Una sequenza di immagini prese a caso dalle sale della mostra che dimostrano quanto essa sia stata costruita mescolando generi, materiali, pezzi unici e seriali, epoche, concetti, progetti e oggetti. Dai manifesti anni '50-'70 dello Studio Armando Testa, biciclette per trasportare il latte,un modulo di autosussistenza, il pesce-cucina di Gehry, il primo VolksWagen d'autosufficienza viaggiante, le 10 Campbells soups di Warhol, un modulo espositivo urbano, il Punt e Mes di Armando Testa, contenitori e stoviglie in plastica anni '60, vetrina Depero.

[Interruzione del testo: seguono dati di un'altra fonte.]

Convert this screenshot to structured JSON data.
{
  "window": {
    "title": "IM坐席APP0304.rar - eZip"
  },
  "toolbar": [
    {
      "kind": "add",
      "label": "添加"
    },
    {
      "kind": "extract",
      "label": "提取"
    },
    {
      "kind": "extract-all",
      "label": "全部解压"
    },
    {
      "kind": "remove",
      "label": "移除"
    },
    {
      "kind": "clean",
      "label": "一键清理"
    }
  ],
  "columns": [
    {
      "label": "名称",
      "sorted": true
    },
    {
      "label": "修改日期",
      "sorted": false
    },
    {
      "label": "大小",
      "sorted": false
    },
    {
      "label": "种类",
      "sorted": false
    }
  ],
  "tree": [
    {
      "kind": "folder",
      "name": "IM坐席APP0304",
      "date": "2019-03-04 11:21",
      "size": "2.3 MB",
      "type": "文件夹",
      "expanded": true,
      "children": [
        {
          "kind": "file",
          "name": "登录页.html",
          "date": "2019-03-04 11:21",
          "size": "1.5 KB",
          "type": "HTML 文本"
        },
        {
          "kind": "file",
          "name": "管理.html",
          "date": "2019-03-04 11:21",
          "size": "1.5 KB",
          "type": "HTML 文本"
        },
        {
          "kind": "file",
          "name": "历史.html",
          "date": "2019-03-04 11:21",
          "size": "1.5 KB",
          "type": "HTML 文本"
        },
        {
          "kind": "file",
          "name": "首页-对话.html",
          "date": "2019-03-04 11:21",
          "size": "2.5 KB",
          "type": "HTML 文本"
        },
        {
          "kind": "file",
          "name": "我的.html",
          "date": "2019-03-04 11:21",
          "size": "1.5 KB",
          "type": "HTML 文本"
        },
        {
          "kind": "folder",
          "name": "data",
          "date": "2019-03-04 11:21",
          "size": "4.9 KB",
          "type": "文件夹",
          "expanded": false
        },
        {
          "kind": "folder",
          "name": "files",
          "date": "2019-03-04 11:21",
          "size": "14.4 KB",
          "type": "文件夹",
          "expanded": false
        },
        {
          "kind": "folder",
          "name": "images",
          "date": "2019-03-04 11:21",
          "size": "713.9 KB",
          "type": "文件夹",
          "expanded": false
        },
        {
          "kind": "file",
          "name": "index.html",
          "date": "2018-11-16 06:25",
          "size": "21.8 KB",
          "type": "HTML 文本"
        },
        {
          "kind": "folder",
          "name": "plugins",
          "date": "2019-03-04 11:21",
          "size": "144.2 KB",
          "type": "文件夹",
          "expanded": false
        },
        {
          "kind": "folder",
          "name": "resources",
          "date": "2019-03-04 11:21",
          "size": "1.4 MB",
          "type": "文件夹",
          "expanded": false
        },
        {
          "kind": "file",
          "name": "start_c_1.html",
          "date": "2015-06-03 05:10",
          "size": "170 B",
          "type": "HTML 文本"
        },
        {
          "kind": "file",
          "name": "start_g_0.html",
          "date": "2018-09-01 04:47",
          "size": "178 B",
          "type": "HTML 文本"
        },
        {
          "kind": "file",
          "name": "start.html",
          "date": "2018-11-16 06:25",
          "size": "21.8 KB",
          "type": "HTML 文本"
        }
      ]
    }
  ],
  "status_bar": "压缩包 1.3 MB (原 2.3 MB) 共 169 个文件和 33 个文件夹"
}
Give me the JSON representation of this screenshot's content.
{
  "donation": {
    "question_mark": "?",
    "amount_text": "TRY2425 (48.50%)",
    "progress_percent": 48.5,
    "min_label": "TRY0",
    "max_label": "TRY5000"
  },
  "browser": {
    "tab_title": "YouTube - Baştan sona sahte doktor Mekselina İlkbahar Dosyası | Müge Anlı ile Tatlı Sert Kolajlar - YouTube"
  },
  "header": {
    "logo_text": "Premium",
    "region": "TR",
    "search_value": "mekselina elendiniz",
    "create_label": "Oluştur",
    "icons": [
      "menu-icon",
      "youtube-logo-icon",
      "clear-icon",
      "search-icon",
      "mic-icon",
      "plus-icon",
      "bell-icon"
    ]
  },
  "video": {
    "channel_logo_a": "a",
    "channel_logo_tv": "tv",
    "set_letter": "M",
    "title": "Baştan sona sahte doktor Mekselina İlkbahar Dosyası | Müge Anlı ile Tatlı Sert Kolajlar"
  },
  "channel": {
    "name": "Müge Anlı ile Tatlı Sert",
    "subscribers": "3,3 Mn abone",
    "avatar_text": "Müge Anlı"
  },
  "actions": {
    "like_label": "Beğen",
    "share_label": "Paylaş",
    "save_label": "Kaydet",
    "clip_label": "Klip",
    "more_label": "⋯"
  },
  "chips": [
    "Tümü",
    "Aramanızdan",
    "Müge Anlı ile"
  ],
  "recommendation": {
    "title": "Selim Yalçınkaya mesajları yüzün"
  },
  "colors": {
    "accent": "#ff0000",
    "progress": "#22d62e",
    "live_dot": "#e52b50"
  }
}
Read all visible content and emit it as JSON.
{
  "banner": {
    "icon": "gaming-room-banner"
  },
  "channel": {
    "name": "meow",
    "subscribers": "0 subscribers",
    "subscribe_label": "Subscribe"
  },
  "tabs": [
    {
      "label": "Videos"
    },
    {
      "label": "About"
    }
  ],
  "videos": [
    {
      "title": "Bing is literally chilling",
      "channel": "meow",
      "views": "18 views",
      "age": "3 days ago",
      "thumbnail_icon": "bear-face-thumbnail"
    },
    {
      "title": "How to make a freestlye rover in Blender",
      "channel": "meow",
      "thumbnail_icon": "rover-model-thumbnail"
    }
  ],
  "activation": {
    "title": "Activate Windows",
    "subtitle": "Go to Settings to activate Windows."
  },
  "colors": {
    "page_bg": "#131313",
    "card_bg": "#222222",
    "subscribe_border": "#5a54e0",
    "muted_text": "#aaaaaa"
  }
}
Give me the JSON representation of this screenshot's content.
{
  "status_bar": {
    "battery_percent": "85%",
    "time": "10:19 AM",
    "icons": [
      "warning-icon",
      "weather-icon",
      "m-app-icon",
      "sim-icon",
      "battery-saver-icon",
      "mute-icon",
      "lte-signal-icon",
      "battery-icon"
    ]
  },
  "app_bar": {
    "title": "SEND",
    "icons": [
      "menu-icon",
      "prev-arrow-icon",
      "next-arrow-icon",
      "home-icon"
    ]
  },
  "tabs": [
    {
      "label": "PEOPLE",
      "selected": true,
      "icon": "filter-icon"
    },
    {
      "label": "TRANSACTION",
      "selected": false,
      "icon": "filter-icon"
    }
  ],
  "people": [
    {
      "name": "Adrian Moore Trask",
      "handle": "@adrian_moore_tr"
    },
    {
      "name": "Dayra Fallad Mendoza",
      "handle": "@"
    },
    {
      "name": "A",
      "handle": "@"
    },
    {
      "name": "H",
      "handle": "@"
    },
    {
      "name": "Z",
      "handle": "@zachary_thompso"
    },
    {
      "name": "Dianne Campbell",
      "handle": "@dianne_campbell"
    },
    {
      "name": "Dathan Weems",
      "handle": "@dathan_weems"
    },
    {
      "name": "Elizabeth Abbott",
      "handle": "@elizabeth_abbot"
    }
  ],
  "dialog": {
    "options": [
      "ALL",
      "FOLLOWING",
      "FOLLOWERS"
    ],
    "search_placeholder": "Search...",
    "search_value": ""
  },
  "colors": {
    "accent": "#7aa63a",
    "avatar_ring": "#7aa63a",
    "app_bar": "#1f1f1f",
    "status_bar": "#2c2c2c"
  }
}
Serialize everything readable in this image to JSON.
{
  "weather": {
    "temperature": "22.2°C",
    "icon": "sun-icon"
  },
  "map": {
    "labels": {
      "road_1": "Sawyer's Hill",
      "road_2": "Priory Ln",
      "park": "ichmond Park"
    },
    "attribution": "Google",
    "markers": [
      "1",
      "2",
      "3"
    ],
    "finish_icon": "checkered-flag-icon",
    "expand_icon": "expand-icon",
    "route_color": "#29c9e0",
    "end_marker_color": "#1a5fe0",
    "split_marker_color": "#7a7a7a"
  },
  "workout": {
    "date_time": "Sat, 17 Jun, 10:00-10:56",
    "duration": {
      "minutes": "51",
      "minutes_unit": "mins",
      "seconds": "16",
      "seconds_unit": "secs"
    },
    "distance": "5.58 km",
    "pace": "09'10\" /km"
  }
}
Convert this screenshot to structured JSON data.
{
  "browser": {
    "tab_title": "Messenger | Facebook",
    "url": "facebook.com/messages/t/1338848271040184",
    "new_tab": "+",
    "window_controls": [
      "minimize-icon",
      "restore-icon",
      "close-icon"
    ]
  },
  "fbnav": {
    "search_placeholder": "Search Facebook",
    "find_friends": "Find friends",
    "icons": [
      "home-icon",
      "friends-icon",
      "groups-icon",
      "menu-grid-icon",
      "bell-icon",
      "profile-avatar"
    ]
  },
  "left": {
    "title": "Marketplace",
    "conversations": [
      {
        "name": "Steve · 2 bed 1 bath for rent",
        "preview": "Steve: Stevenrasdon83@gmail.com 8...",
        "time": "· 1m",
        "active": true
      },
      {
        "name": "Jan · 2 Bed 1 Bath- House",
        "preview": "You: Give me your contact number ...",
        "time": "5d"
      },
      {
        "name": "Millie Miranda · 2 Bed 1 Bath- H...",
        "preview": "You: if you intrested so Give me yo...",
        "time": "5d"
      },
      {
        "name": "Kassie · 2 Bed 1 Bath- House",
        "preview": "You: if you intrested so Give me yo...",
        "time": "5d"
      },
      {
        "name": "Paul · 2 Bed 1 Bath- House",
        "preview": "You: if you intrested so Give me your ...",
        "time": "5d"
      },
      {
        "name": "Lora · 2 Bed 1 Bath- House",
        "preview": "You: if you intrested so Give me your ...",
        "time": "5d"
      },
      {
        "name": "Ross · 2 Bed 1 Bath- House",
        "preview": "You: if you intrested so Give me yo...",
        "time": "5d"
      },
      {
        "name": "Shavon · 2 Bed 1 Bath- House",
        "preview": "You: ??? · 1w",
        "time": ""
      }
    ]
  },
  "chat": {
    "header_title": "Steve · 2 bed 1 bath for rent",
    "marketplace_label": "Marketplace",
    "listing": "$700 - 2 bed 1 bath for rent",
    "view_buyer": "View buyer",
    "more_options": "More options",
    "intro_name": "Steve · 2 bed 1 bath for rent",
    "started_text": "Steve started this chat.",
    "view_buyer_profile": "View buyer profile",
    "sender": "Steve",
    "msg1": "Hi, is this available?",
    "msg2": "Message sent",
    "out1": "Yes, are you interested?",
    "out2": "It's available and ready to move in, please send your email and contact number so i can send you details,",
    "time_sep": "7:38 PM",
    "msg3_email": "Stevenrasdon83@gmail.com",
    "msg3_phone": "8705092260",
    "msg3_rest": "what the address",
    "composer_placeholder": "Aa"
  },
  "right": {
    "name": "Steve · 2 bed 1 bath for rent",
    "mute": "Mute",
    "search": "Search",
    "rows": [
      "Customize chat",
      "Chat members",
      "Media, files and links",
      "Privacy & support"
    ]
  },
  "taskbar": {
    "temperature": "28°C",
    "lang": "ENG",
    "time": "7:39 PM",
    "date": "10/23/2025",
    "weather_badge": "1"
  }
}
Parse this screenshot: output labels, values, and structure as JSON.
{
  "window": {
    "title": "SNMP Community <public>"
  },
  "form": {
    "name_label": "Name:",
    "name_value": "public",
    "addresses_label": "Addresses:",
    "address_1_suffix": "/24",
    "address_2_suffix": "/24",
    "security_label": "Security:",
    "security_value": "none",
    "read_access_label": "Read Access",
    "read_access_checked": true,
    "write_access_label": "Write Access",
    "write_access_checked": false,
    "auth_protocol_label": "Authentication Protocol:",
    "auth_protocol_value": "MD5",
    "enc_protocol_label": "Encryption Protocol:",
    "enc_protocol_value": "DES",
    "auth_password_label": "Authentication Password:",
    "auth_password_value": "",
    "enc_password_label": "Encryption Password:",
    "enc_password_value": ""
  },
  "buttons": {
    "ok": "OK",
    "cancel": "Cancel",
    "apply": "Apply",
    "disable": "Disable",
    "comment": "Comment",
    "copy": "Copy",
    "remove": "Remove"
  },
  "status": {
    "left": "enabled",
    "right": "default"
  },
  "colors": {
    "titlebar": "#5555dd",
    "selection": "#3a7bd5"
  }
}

Anche questa mostra, attraverso la sua inconsueta dimensione e la sua fin troppo vasta sfaccettatura del panorama tematico, vorrebbe sollevare un ampio dibattito sui molteplici significati che hanno avuto, nelle diverse stagioni degli ultimi 15 decenni, i rituali della consumazione del cibo, nelle diverse situazioni sociali, nelle più svariate circostanze comportamentali dettate dalle mode, ma anche dai bisogni, dalle esigenze rappresentative o solo semplicemente funzionali, dai climi o dalla pura risposta a modelli predefiniti dagli ambiti produttivi, sia del prodotto preconfezionato destinato alle tavole, sia dei prodotti suggeriti, prima dagli stili artistici o architettonici, ed in seguito anche dal design del prodotto mobiliero, degli articoli per la casa, e perfino dalle case automobilistiche.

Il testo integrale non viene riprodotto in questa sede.